- Born: 20 September 1704 London, Middlesex, England
- Died: 24 August 1768 (aged 63)
- Children: James and 2 other sons

= Isaac Basire (engraver) =

Isaac Basire (20 September 1704 - 24 August 1768) was an engraver and first in a family line of prolific and well-respected engravers. Isaac Basire was known as a map engraver. His most well-known work is the frontispiece to an edition of Bailey's dictionary (1755).

==Family==
He was born in London, the son of Jacques or James Basire, a Huguenot and native of Rouen, and Magdelaine Lair. Isaac sparked a prodigious line of engravers, including his son James, grandson James (1769-1822), and great-grandson James (1796-1869). There is some difficulty in assigning works to a particular member of the family. All four worked as engravers, sometimes as an apprentice to his father, with overlapping periods of productivity, and three shared the same name.

===James Basire===
James Basire, also known as James Basire Sr., was the most significant of the family of engravers.

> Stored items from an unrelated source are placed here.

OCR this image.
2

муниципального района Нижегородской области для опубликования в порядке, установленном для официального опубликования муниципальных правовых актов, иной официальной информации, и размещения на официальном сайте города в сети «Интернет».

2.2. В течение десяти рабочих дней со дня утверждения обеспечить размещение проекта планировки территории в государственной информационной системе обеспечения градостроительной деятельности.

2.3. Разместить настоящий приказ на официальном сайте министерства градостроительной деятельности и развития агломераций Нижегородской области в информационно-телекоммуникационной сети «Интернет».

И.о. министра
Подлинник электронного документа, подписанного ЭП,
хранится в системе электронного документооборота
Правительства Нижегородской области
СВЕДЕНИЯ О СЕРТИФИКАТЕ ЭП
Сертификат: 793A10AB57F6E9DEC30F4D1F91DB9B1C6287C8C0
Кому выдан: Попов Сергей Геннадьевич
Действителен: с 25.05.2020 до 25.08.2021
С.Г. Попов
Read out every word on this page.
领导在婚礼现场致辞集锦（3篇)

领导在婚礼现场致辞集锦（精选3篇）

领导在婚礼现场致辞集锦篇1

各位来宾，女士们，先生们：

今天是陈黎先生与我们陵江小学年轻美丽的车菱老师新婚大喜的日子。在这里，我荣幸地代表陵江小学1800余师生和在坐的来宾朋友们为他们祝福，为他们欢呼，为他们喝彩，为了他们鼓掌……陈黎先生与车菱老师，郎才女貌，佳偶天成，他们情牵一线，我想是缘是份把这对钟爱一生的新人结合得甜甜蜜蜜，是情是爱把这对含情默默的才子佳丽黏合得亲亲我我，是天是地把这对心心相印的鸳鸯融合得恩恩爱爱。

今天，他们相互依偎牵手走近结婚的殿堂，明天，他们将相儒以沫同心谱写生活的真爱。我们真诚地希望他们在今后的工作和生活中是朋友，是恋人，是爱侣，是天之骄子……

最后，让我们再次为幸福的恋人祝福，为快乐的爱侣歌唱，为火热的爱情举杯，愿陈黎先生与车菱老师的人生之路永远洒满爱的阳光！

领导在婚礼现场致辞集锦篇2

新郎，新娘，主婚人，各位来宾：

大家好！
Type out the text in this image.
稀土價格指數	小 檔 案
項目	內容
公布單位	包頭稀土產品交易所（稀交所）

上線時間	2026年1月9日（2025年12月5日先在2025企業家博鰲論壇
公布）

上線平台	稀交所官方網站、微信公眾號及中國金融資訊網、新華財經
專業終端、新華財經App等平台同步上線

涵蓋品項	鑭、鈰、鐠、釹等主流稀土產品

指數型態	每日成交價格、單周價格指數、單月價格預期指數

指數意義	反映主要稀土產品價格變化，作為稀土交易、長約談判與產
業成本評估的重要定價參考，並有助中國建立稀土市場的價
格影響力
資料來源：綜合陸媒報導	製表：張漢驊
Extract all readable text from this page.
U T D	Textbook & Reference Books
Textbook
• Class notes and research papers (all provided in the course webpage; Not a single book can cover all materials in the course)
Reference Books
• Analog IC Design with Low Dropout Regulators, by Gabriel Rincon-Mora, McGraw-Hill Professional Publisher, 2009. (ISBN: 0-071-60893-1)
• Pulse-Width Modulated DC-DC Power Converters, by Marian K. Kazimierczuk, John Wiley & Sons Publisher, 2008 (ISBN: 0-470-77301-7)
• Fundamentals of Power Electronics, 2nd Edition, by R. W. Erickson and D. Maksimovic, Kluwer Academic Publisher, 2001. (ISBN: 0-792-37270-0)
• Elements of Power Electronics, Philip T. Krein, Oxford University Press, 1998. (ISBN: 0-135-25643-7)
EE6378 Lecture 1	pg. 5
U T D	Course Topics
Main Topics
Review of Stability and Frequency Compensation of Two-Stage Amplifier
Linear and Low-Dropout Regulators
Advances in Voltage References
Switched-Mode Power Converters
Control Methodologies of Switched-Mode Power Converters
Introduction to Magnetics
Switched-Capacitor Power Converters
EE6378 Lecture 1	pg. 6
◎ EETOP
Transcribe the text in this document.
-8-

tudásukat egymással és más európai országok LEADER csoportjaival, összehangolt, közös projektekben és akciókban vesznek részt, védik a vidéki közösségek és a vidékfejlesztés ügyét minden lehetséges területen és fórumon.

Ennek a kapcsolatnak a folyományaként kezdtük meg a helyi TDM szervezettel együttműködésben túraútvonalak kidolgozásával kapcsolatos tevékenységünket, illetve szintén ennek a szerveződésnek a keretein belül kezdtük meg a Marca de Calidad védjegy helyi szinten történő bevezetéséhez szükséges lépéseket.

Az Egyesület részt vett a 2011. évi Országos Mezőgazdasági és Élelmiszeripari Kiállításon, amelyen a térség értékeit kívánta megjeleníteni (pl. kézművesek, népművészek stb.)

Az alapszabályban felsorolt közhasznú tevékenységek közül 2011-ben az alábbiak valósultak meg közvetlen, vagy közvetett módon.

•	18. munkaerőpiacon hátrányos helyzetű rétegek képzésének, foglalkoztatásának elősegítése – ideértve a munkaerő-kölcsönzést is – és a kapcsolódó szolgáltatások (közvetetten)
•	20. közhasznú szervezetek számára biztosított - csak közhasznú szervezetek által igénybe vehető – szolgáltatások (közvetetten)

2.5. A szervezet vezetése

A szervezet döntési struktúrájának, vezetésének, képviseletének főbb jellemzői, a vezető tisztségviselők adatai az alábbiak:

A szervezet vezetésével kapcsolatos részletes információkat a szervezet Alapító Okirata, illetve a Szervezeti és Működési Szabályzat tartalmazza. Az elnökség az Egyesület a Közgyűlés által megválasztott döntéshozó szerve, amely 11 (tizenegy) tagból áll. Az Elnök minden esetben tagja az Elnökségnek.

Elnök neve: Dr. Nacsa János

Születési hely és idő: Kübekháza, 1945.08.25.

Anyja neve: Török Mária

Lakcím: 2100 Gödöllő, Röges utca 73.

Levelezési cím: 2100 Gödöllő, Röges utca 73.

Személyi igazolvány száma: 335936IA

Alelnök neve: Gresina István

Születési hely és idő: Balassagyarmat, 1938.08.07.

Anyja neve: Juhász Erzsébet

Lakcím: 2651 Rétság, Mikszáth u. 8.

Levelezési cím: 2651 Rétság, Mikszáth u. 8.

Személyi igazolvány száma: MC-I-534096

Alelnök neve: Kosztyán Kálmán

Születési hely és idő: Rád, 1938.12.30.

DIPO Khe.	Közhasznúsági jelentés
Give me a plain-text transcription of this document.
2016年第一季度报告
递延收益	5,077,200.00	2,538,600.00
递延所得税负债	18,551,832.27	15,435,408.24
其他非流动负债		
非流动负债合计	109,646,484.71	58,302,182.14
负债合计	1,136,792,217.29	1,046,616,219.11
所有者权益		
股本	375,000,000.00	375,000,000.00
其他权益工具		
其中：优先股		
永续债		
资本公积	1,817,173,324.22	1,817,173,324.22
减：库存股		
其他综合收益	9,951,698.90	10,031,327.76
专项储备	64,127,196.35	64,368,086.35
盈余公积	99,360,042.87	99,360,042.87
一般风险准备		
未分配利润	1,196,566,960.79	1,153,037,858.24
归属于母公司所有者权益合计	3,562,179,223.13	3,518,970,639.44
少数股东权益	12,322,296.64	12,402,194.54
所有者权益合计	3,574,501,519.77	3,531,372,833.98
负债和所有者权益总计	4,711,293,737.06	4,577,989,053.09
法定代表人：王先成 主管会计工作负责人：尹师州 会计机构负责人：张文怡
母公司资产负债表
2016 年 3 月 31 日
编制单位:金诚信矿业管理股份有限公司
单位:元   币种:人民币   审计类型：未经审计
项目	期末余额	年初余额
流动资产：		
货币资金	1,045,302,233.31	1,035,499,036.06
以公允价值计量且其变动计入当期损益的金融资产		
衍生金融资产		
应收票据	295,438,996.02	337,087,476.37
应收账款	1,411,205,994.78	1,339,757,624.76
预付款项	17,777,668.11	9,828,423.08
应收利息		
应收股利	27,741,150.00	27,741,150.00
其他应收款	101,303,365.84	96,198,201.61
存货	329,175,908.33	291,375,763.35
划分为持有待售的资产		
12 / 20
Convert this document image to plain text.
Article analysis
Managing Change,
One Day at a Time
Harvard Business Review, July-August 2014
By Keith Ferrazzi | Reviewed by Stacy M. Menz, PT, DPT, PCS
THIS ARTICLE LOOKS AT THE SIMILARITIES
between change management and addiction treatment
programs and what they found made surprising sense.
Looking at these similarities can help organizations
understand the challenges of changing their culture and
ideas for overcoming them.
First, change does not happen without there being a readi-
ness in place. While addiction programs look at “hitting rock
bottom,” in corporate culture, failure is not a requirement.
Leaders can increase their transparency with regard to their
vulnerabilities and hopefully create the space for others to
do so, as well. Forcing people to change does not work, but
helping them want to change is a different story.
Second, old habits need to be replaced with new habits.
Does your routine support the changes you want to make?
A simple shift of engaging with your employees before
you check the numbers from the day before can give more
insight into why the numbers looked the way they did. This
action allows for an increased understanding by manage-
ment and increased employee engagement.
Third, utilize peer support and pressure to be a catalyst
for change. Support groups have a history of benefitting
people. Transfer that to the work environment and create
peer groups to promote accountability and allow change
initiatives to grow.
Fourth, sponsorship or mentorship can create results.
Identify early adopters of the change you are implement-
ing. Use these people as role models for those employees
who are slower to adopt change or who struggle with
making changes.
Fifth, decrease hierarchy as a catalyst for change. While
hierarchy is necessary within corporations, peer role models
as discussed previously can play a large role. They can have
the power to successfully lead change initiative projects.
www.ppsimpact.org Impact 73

He was noted for his skill at architectural prints and his apprenticing of the young William Blake.

===James Basire II===
James Basire the second (12 November 1769 – 13 May 1822) succeeded his father in an appointment from the Society of Antiquaries, indicating that he was a good draughtsman, a capable and accomplished engraver. His work and methods were nearly indistinguishable from his father's. Much of his best work was published by the Society of Antiquaries in 1808.

===James Basire III===
The last known James Basire was born in 1796 and died in London on 17 May 1869. He did a number of plates of Sussex country-houses including Glynde Place and Glyndebourne House, but his work and artistic skill were not as well-regarded.